Bağırsak mikrobiyotasının dengesi

Bağırsakta bulunan bakteri, mantar ve virüslerin esenliği ve dengesi, insan organizmasının fiziksel ve psikolojik açıdan sağlık durumundan büyük ölçüde sorumludur. Her insanın diğerlerinden farklı olarak kendi mikrobiyotası vardır ve bu bakteriyel parmak izi, yaşam akışında değişiklik veya değişikliklere tabidir. Mikrobiyotadaki değişiklikler olumlu ve olumsuz anlamda (özellikle düzensiz beslenme, sedanter yaşam, stresli durumlar söz konusu olduğunda) meydana gelebilir ve bu da ciddi sorunlara yol açabilen disbiyoz veya mikrobiyal dengesizlik ile sonuçlanabilir.
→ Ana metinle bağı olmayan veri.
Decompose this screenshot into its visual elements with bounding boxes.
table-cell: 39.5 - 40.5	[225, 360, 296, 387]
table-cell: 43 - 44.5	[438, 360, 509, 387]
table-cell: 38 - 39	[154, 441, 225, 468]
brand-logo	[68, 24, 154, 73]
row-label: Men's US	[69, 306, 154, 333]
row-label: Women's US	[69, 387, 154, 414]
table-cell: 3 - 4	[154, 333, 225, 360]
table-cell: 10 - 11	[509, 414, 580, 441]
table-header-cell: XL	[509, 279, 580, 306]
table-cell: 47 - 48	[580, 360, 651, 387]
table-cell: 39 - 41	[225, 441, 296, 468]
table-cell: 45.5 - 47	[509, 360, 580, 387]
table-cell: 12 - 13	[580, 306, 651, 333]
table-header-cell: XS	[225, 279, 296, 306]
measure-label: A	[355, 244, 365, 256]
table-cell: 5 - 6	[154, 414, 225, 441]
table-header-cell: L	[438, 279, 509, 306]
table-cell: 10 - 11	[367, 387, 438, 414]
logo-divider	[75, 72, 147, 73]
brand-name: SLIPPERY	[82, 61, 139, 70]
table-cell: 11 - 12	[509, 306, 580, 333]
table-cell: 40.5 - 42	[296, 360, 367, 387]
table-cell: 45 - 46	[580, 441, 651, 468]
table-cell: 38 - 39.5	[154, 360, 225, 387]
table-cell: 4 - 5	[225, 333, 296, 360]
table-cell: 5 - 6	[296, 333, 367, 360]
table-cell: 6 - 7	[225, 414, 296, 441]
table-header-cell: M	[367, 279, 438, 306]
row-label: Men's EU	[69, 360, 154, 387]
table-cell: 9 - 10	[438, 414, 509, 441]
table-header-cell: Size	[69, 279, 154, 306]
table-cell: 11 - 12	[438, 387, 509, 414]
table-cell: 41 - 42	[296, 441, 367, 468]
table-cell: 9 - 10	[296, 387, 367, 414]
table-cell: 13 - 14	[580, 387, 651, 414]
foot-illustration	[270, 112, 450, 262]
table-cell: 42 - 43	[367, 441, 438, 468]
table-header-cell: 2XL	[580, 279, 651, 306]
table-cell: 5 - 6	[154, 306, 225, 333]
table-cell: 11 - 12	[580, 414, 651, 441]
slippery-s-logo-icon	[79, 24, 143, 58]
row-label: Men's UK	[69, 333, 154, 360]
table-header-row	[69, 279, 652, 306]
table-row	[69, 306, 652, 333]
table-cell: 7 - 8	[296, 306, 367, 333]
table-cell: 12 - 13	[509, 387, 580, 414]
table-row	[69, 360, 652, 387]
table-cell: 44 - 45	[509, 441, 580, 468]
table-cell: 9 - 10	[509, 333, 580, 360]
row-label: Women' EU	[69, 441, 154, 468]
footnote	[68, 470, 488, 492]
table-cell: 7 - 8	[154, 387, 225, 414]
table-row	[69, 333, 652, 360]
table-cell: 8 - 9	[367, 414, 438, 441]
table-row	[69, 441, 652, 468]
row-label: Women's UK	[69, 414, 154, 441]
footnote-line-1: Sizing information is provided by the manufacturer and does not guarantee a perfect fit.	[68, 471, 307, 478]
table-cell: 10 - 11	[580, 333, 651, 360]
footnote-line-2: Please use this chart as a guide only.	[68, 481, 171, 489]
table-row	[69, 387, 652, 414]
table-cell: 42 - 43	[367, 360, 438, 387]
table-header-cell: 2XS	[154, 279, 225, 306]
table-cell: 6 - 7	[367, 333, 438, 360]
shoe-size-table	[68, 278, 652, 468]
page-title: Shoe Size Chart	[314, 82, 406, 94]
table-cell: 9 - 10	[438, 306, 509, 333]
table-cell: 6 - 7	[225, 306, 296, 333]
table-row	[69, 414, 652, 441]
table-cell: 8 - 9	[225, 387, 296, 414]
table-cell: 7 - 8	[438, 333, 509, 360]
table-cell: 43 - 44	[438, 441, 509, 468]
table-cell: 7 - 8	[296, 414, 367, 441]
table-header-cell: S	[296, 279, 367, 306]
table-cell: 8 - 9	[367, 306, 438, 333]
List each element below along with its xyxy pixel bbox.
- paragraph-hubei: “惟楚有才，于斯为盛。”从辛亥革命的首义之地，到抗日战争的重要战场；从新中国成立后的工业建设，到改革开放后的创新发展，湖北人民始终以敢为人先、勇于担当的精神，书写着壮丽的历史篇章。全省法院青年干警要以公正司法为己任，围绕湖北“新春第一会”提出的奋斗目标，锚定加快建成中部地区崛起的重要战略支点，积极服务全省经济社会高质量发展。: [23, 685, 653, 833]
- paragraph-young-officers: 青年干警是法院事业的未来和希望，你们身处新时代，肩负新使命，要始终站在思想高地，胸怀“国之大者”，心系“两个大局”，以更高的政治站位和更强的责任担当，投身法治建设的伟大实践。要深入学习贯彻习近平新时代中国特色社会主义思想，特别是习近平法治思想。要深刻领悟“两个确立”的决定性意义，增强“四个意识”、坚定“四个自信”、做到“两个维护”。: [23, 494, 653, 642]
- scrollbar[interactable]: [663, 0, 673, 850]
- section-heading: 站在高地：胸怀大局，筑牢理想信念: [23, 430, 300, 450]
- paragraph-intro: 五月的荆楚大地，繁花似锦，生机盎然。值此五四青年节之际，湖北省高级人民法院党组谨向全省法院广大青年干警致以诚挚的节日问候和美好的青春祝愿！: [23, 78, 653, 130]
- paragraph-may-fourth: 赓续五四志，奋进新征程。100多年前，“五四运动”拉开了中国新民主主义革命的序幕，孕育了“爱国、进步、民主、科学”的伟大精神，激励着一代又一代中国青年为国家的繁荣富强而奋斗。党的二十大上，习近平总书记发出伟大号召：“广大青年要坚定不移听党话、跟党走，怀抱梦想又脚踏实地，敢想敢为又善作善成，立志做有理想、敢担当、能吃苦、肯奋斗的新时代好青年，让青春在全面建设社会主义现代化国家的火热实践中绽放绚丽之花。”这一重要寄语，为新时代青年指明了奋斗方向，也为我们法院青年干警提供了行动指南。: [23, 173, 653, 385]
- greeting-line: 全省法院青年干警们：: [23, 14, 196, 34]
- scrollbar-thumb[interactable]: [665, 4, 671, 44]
Belirgin akut disbiyoza neden olan dışarıdan enfeksiyonlar ve çok fazla protein veya çok fazla karbonhidrat içeren diyetler, dumo, alkol kötüye kullanımı, fiziksel egzersiz eksikliği nedeniyle yavaş yavaş kronikleşen diğer daha tehlikeli enfeksiyonlar mikrobiyota varyasyonlarına müdahale eder. Belirli ilaçların sürekli alımı da mikrobiyotadaki bu değişikliklere katkıda bulunur. Proton pompa inhibitörleri (PPI'ler), doğum kontrol hapları, kortizon, antibiyotiklerin neden olduğu gibi hasta tarafından hemen hissedilmeyen, şişkinlik, ishal ve karın ağrısı gibi açık semptomlarla disbiyoz yaratır. Bilimsel araştırmalar, bir disbiyoz durumunun diyabet, obezite, dermatit, kardiyovasküler problemler, Parkinson ve Alzheimer ile de bağlantılı olabileceğini göstermiştir.